Variation of association football

Walking football is a variant of association football invented in 2011 which is played by thousands of teams all over the UK and the world.

==Overview==
It is aimed at keeping people aged over 50 involved with football if, due to a lack of mobility or for other reasons, they are not able to play the traditional game. The sport can be played both indoors and outdoors.
Coverage of a walking football session initially believed to be an April Fools' joke, on Sky Sports News and in a documentary aired on Sky Sports Football in October 2017, led to several other clubs taking up this version of the game. It has since become a craze.

There are now thousands of teams and sessions all over the UK with players now featuring in over-50s, over 60s, over-65s, over-70s, and over-75s teams. The sport has also proved popular with women over 40.

Though based on association football (albeit with more than 50 differences), the key difference from standard football is that if a player runs then they concede a free kick to the other side. This restriction, together with a ban on slide tackles, is aimed both at avoiding injuries and facilitating the playing of the sport by those who are physically disadvantaged. The manner in which the sport is played promotes cardiovascular fitness whilst reducing stress on the body. It also helps participants maintain an active lifestyle.

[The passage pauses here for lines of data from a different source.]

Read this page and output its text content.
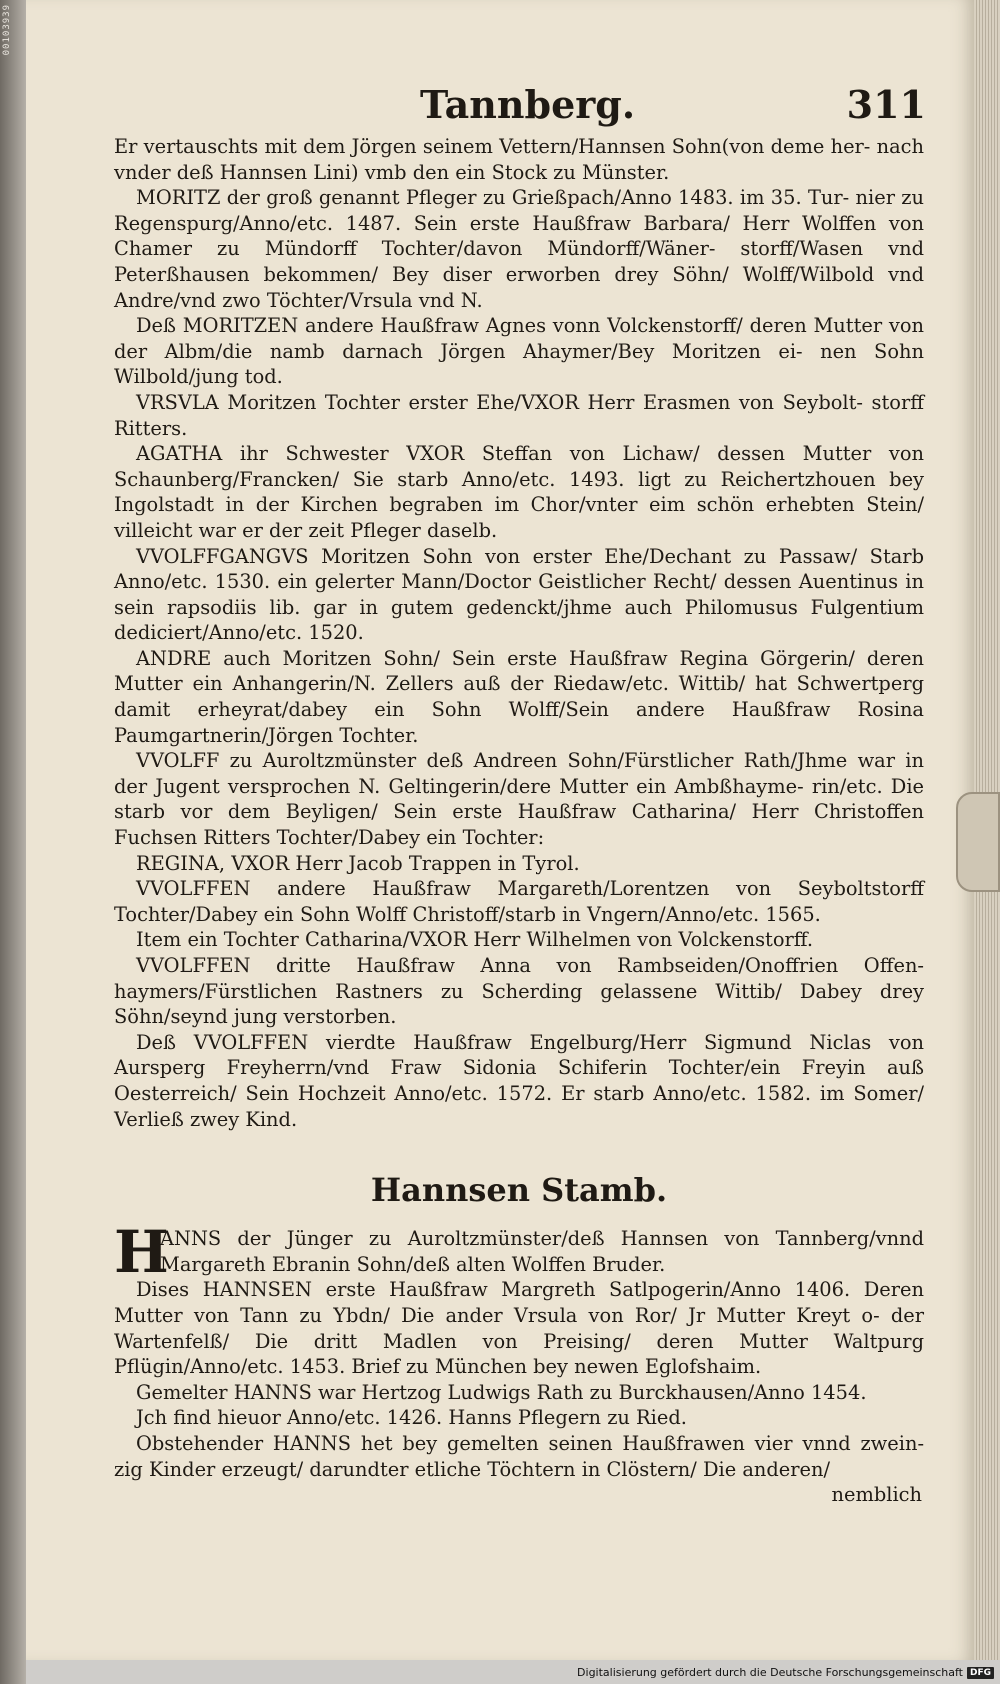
00103939
Tannberg.	311

Er vertauschts mit dem Jörgen seinem Vettern/Hannsen Sohn(von deme her- nach vnder deß Hannsen Lini) vmb den ein Stock zu Münster.

MORITZ der groß genannt Pfleger zu Grießpach/Anno 1483. im 35. Tur- nier zu Regenspurg/Anno/etc. 1487. Sein erste Haußfraw Barbara/ Herr Wolffen von Chamer zu Mündorff Tochter/davon Mündorff/Wäner- storff/Wasen vnd Peterßhausen bekommen/ Bey diser erworben drey Söhn/ Wolff/Wilbold vnd Andre/vnd zwo Töchter/Vrsula vnd N.

Deß MORITZEN andere Haußfraw Agnes vonn Volckenstorff/ deren Mutter von der Albm/die namb darnach Jörgen Ahaymer/Bey Moritzen ei- nen Sohn Wilbold/jung tod.

VRSVLA Moritzen Tochter erster Ehe/VXOR Herr Erasmen von Seybolt- storff Ritters.

AGATHA ihr Schwester VXOR Steffan von Lichaw/ dessen Mutter von Schaunberg/Francken/ Sie starb Anno/etc. 1493. ligt zu Reichertzhouen bey Ingolstadt in der Kirchen begraben im Chor/vnter eim schön erhebten Stein/ villeicht war er der zeit Pfleger daselb.

VVOLFFGANGVS Moritzen Sohn von erster Ehe/Dechant zu Passaw/ Starb Anno/etc. 1530. ein gelerter Mann/Doctor Geistlicher Recht/ dessen Auentinus in sein rapsodiis lib. gar in gutem gedenckt/jhme auch Philomusus Fulgentium dediciert/Anno/etc. 1520.

ANDRE auch Moritzen Sohn/ Sein erste Haußfraw Regina Görgerin/ deren Mutter ein Anhangerin/N. Zellers auß der Riedaw/etc. Wittib/ hat Schwertperg damit erheyrat/dabey ein Sohn Wolff/Sein andere Haußfraw Rosina Paumgartnerin/Jörgen Tochter.

VVOLFF zu Auroltzmünster deß Andreen Sohn/Fürstlicher Rath/Jhme war in der Jugent versprochen N. Geltingerin/dere Mutter ein Ambßhayme- rin/etc. Die starb vor dem Beyligen/ Sein erste Haußfraw Catharina/ Herr Christoffen Fuchsen Ritters Tochter/Dabey ein Tochter:

REGINA, VXOR Herr Jacob Trappen in Tyrol.

VVOLFFEN andere Haußfraw Margareth/Lorentzen von Seyboltstorff Tochter/Dabey ein Sohn Wolff Christoff/starb in Vngern/Anno/etc. 1565.

Item ein Tochter Catharina/VXOR Herr Wilhelmen von Volckenstorff.

VVOLFFEN dritte Haußfraw Anna von Rambseiden/Onoffrien Offen- haymers/Fürstlichen Rastners zu Scherding gelassene Wittib/ Dabey drey Söhn/seynd jung verstorben.

Deß VVOLFFEN vierdte Haußfraw Engelburg/Herr Sigmund Niclas von Aursperg Freyherrn/vnd Fraw Sidonia Schiferin Tochter/ein Freyin auß Oesterreich/ Sein Hochzeit Anno/etc. 1572. Er starb Anno/etc. 1582. im Somer/ Verließ zwey Kind.

Hannsen Stamb.

H
ANNS der Jünger zu Auroltzmünster/deß Hannsen von Tannberg/vnnd Margareth Ebranin Sohn/deß alten Wolffen Bruder.

Dises HANNSEN erste Haußfraw Margreth Satlpogerin/Anno 1406. Deren Mutter von Tann zu Ybdn/ Die ander Vrsula von Ror/ Jr Mutter Kreyt o- der Wartenfelß/ Die dritt Madlen von Preising/ deren Mutter Waltpurg Pflügin/Anno/etc. 1453. Brief zu München bey newen Eglofshaim.

Gemelter HANNS war Hertzog Ludwigs Rath zu Burckhausen/Anno 1454.

Jch find hieuor Anno/etc. 1426. Hanns Pflegern zu Ried.

Obstehender HANNS het bey gemelten seinen Haußfrawen vier vnnd zwein- zig Kinder erzeugt/ darundter etliche Töchtern in Clöstern/ Die anderen/

nemblich

Digitalisierung gefördert durch die Deutsche Forschungsgemeinschaft DFG
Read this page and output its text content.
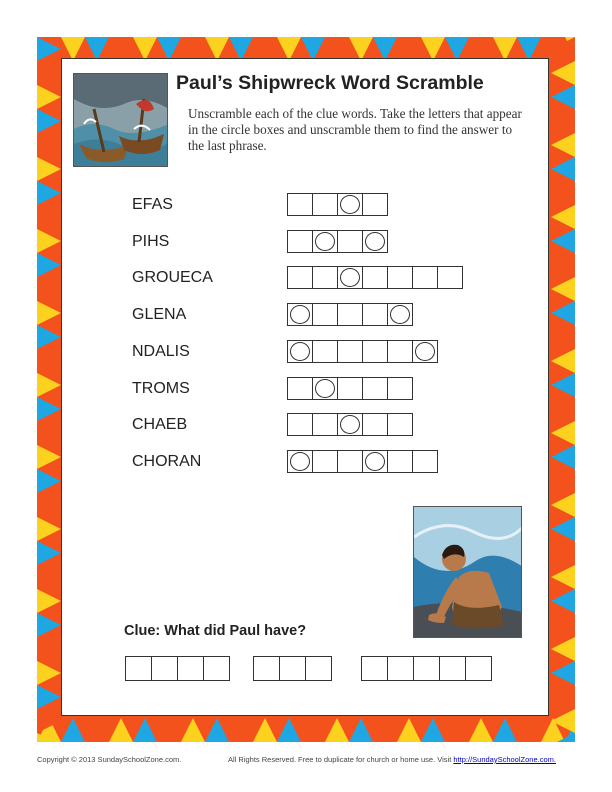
Paul’s Shipwreck Word Scramble
Unscramble each of the clue words. Take the letters that appear in the circle boxes and unscramble them to find the answer to the last phrase.
EFAS
PIHS
GROUECA
GLENA
NDALIS
TROMS
CHAEB
CHORAN
Clue: What did Paul have?
Copyright © 2013 SundaySchoolZone.com.	All Rights Reserved. Free to duplicate for church or home use. Visit http://SundaySchoolZone.com.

In walking football the game was originally played without goalkeepers (though goalkeepers now play in some variations) and, crucially, the ball must never be kicked above head height. Different footballs are used in the indoor and the outdoor variations of the sport. When played indoors, a size 4 futsal ball is used. Outdoor games involve a traditional football. The size of the pitch can vary to suit different locations. The length should be from 20 to 40 yards and the width between 15 and 30 yards.

The sport was created in 2011 by John Croot, Chair of Chesterfield Football Club, but came to wider public attention in July 2014, when Barclays Bank aired a television advertisement featuring walking football to promote its services.

Similar slower-paced sports include walking netball, walking rugby, walking basketball, walking hockey (based on field hockey) and walking cricket.